Et si personne ici ne l’attend ni ne l’accueille, il faut bien pactiser avec les rares humains déjà sur place, dans la promiscuité imposée de la seule maison de l’île ; six obsessionnels taiseux et appliqués (plus un poulpe domestique), chacun entièrement tendu vers l’objet de ses recherches.

Dans ce décor hyperactif, inamical et souverain, où Miranda n’est jamais qu’une perturbation supplémentaire, se joue alors un huis clos à ciel ouvert où la menace est partout, où l’homme et l’environnement se disputent le titre de pire danger.

Avec une puissance d’évocation renversante et un sens profond de l’exploration des âmes, Abby Geni nous plonge en immersion totale parmi les requins, les baleines, les phoques, les oiseaux et les scientifiques passablement autistes… dans un vertigineux suspense, entre thriller psychologique et expérience de survie.

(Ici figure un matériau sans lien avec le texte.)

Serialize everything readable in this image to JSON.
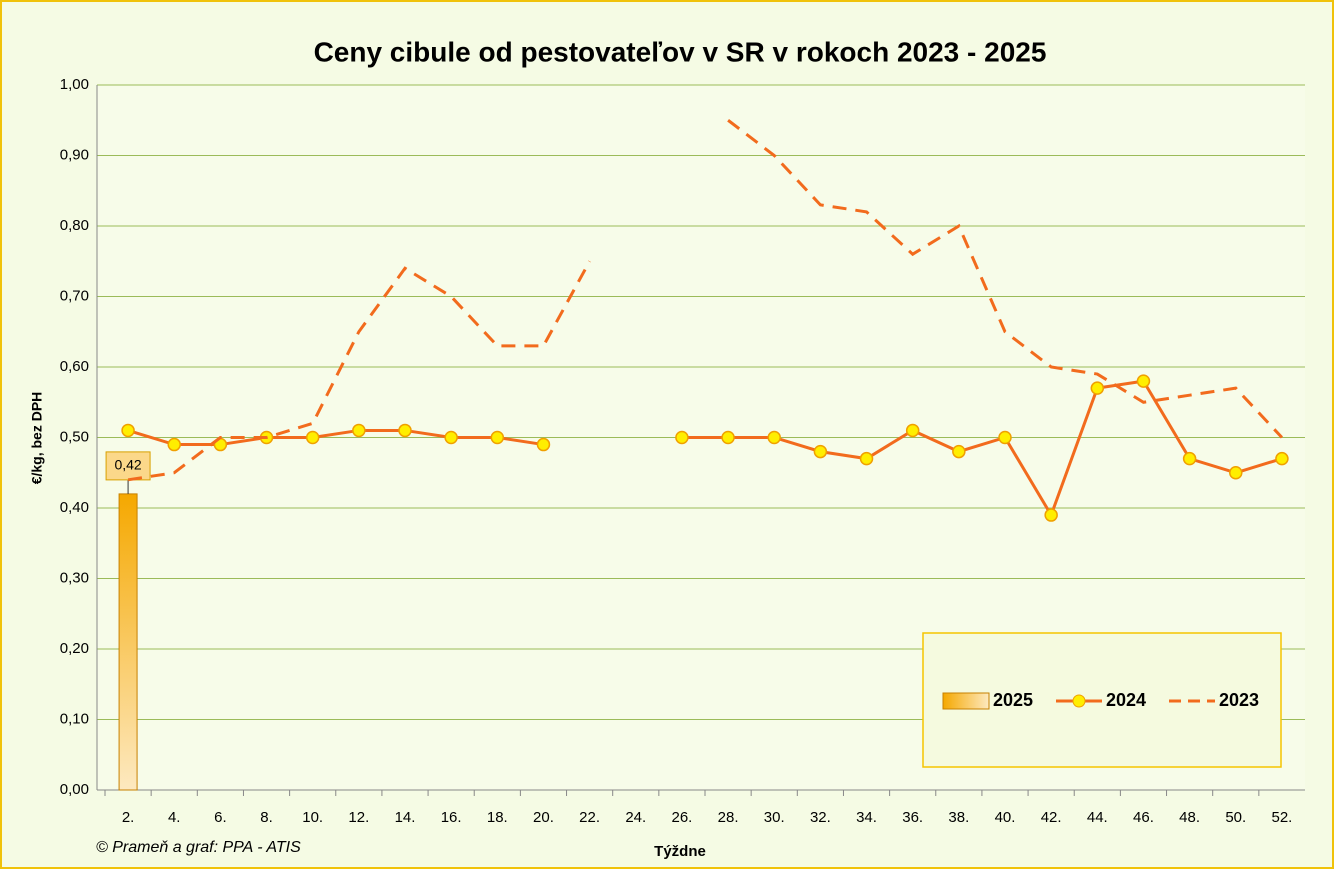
{
  "chart_data": {
    "type": "line",
    "title": "Ceny cibule od pestovateľov v SR v rokoch 2023 - 2025",
    "y_label": "€/kg, bez DPH",
    "x_label": "Týždne",
    "source": "© Prameň a graf: PPA - ATIS",
    "categories": [
      "2.",
      "4.",
      "6.",
      "8.",
      "10.",
      "12.",
      "14.",
      "16.",
      "18.",
      "20.",
      "22.",
      "24.",
      "26.",
      "28.",
      "30.",
      "32.",
      "34.",
      "36.",
      "38.",
      "40.",
      "42.",
      "44.",
      "46.",
      "48.",
      "50.",
      "52."
    ],
    "series": [
      {
        "name": "2025",
        "type": "bar",
        "color": "#f5a800",
        "values": [
          0.42,
          null,
          null,
          null,
          null,
          null,
          null,
          null,
          null,
          null,
          null,
          null,
          null,
          null,
          null,
          null,
          null,
          null,
          null,
          null,
          null,
          null,
          null,
          null,
          null,
          null
        ],
        "value_labels": [
          "0,42",
          null,
          null,
          null,
          null,
          null,
          null,
          null,
          null,
          null,
          null,
          null,
          null,
          null,
          null,
          null,
          null,
          null,
          null,
          null,
          null,
          null,
          null,
          null,
          null,
          null
        ]
      },
      {
        "name": "2024",
        "type": "line",
        "color": "#f26b1d",
        "marker": true,
        "values": [
          0.51,
          0.49,
          0.49,
          0.5,
          0.5,
          0.51,
          0.51,
          0.5,
          0.5,
          0.49,
          null,
          null,
          0.5,
          0.5,
          0.5,
          0.48,
          0.47,
          0.51,
          0.48,
          0.5,
          0.39,
          0.57,
          0.58,
          0.47,
          0.45,
          0.47
        ]
      },
      {
        "name": "2023",
        "type": "line",
        "color": "#f26b1d",
        "dashed": true,
        "values": [
          0.44,
          0.45,
          0.5,
          0.5,
          0.52,
          0.65,
          0.74,
          0.7,
          0.63,
          0.63,
          0.75,
          null,
          null,
          0.95,
          0.9,
          0.83,
          0.82,
          0.76,
          0.8,
          0.65,
          0.6,
          0.59,
          0.55,
          0.56,
          0.57,
          0.5
        ]
      }
    ],
    "ylim": [
      0,
      1
    ],
    "yticks": [
      {
        "value": 0,
        "label": "0,00"
      },
      {
        "value": 0.1,
        "label": "0,10"
      },
      {
        "value": 0.2,
        "label": "0,20"
      },
      {
        "value": 0.3,
        "label": "0,30"
      },
      {
        "value": 0.4,
        "label": "0,40"
      },
      {
        "value": 0.5,
        "label": "0,50"
      },
      {
        "value": 0.6,
        "label": "0,60"
      },
      {
        "value": 0.7,
        "label": "0,70"
      },
      {
        "value": 0.8,
        "label": "0,80"
      },
      {
        "value": 0.9,
        "label": "0,90"
      },
      {
        "value": 1,
        "label": "1,00"
      }
    ],
    "grid": true,
    "legend": "bottom-right"
  }
}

Abby Geni signe un premier roman comme un grand-huit des sensations, et pose un univers inoubliable, à mi-chemin entre David Vann et Laura Kasischke.

Mon avis : Enormissime coup de cœur ! Comment passer des goélands de Calais (Norek, Olivier « Entre deux mondes ») à ceux des îles Farallon … En changeant de livre… mais au final ce sont toujours des dangers volants ! Mais mis à part cette petite réflexion… revenons à ce livre qui est tout simplement magnifique. Découvrons l’histoire de ces îles, les chasseurs d’œufs, les gardiens de phare…  Mais pas que … car les relations humaines sont loin d’être faciles …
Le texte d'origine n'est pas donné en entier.